With curly hair, the story is different. Strands move with every tip of the head. You don’t have to merely move the shadow on the head, you have to move over 100 strands of corkscrew curls. That takes effort.

 

We did rent Frankenweenie after the nominations came out. The story is about a boy named Victor who re-animates his dog, Sparky, after the pet is hit by a car. But as competition for the upcoming science fair heats up, the other kids want the secret to Victor’s success. But problems occur, monsters are created, and only Victor and Sparky can solve the problem.

 

I like the stop action-animation, it worked smoothy and integrated well with the storyline. I also liked the black-and-white color palate which was a reference to every monster movie that would have inspired director Tim Burton.  This movie had many references that the parents or movie buffs would have recognized more readily than the kids for whom this movie was aimed.

 

I found the story to be very sweet, how actual love of a project makes it successful in terms of ending up the way you want it.
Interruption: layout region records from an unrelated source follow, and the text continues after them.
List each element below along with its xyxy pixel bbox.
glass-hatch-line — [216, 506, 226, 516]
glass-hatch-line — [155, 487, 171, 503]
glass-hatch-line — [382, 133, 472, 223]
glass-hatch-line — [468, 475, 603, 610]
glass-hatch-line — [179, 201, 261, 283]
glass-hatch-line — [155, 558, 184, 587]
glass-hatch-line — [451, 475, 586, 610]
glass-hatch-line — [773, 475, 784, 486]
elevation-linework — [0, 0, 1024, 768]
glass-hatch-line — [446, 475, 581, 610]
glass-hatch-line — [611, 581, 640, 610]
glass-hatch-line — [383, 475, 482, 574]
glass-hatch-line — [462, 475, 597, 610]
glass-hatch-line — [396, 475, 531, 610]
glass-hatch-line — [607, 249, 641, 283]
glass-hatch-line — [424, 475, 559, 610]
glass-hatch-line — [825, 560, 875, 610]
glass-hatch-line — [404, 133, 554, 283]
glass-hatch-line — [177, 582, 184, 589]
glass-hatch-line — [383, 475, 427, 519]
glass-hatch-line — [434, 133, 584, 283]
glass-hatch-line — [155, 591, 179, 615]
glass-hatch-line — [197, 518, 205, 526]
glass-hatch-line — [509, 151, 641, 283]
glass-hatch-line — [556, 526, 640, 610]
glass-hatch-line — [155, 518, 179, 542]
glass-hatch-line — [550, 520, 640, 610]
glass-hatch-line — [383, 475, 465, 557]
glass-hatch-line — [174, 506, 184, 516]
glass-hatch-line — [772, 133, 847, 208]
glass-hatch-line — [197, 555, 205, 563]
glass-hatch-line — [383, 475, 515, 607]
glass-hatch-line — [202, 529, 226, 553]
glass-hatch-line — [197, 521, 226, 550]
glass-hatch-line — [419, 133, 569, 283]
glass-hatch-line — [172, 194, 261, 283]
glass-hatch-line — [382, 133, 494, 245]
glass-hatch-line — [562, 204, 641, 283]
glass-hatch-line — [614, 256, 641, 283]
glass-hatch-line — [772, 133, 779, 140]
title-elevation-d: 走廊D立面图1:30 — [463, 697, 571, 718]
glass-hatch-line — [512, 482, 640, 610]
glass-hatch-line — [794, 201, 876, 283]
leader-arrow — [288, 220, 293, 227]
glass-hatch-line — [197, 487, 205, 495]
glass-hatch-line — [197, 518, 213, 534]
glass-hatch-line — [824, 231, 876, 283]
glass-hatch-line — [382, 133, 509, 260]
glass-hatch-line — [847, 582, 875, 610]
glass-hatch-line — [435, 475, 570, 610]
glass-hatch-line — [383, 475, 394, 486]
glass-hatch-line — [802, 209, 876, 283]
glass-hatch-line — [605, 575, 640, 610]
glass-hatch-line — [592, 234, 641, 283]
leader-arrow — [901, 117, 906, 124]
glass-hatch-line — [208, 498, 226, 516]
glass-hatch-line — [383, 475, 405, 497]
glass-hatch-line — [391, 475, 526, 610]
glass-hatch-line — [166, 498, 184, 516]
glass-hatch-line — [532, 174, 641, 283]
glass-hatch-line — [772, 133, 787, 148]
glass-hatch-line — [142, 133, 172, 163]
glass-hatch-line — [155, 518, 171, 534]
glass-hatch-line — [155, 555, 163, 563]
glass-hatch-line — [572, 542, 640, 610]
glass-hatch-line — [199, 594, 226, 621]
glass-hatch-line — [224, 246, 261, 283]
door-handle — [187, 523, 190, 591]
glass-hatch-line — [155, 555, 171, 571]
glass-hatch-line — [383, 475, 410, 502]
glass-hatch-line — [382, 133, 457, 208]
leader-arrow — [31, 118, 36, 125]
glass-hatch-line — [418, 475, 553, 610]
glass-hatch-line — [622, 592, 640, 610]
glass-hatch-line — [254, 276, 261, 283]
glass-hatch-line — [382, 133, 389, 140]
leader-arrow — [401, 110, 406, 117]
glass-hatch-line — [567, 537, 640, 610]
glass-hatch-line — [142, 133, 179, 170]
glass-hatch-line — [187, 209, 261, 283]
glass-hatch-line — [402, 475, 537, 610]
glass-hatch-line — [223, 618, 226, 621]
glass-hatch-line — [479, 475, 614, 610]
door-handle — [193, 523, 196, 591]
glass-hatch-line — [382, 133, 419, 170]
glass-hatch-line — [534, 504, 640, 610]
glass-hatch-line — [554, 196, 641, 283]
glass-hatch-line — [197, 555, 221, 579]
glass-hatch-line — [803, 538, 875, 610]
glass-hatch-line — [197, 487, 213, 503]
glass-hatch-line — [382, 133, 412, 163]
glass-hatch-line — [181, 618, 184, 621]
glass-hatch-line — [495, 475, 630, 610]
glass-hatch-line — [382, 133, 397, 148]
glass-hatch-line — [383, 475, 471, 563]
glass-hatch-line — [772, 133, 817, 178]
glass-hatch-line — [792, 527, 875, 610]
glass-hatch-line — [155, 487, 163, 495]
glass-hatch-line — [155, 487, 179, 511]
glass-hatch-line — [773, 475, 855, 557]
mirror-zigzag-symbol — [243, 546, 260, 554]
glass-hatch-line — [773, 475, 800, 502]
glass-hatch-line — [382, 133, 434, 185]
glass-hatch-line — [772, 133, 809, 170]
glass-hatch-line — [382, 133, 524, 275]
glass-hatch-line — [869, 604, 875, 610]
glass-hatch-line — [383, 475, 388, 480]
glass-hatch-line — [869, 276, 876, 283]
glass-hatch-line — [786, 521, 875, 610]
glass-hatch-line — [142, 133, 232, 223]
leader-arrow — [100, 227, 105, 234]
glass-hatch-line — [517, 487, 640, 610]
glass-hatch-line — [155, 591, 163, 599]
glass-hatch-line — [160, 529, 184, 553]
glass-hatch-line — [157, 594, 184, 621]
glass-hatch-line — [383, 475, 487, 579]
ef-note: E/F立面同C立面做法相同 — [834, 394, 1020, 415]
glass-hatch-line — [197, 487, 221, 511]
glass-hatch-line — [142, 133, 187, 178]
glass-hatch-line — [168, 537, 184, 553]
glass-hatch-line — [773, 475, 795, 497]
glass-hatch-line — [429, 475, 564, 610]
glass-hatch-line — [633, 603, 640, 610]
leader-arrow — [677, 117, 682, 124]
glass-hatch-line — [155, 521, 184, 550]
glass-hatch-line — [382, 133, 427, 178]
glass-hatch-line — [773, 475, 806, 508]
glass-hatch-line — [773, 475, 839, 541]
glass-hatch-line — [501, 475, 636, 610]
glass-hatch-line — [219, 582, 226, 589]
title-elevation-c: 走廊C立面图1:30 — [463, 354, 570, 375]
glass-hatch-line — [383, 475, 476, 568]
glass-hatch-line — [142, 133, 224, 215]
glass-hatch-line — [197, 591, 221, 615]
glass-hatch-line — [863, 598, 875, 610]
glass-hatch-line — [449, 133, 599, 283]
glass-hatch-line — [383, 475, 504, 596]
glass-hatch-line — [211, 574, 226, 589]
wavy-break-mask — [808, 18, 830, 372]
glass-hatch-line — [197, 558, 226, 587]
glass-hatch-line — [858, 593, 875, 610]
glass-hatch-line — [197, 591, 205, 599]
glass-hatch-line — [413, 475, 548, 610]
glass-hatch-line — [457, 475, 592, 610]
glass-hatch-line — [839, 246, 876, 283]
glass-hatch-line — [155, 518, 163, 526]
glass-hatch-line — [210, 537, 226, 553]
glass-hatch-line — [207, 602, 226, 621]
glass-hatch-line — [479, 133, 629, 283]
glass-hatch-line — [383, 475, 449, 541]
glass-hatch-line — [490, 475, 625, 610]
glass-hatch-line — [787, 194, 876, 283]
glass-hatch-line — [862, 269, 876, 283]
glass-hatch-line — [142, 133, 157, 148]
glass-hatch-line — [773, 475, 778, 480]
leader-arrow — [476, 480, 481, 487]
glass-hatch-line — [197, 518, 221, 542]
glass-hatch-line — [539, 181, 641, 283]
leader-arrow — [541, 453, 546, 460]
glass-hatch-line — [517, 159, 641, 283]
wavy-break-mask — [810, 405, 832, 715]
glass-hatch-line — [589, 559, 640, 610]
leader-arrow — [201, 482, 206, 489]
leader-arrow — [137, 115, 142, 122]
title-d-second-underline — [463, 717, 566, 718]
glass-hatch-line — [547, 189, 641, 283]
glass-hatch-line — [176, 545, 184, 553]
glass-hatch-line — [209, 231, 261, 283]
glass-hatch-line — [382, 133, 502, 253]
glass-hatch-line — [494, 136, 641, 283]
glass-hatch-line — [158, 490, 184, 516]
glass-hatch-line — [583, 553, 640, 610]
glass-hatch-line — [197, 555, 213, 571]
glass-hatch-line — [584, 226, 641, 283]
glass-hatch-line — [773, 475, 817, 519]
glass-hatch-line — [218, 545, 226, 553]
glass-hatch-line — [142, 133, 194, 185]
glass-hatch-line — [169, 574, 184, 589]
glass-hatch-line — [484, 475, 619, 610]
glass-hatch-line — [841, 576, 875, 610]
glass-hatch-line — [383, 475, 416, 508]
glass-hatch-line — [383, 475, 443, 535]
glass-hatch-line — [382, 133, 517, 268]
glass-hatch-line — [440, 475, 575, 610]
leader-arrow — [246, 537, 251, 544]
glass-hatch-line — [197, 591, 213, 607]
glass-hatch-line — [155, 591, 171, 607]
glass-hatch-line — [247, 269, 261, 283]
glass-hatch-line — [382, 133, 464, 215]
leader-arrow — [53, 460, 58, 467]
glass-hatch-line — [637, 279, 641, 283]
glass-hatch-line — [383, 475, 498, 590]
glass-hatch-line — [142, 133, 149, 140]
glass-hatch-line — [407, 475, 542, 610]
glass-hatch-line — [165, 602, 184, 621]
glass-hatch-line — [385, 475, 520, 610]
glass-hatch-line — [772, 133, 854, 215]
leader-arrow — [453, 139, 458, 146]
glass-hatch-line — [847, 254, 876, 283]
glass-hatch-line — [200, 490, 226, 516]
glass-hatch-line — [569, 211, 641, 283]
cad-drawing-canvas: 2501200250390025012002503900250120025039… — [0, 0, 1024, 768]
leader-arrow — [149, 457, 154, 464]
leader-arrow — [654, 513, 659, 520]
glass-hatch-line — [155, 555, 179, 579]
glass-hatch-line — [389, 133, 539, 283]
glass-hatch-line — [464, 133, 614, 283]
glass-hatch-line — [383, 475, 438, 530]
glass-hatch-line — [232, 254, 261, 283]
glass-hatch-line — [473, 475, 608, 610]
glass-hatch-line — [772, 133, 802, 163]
But overall, I was under whelmed by Frankenweenie. It is a good movie, it is not a great movie. While that is good enough for deciding what to watch at home, is it enough for the grandest award in the film industry?

 

I would love to see Wreck-it Ralph before it completely leaves theaters. It is possible to rent The Pirates and ParaNorman but to be honest, neither of those movies appeal to me or my kids. Every time I say “Let’s get The Pirates,” they say “let’s not.”

 

When it comes to family viewing, sometimes what you want more than an award nominated film is something everyone wants to watch.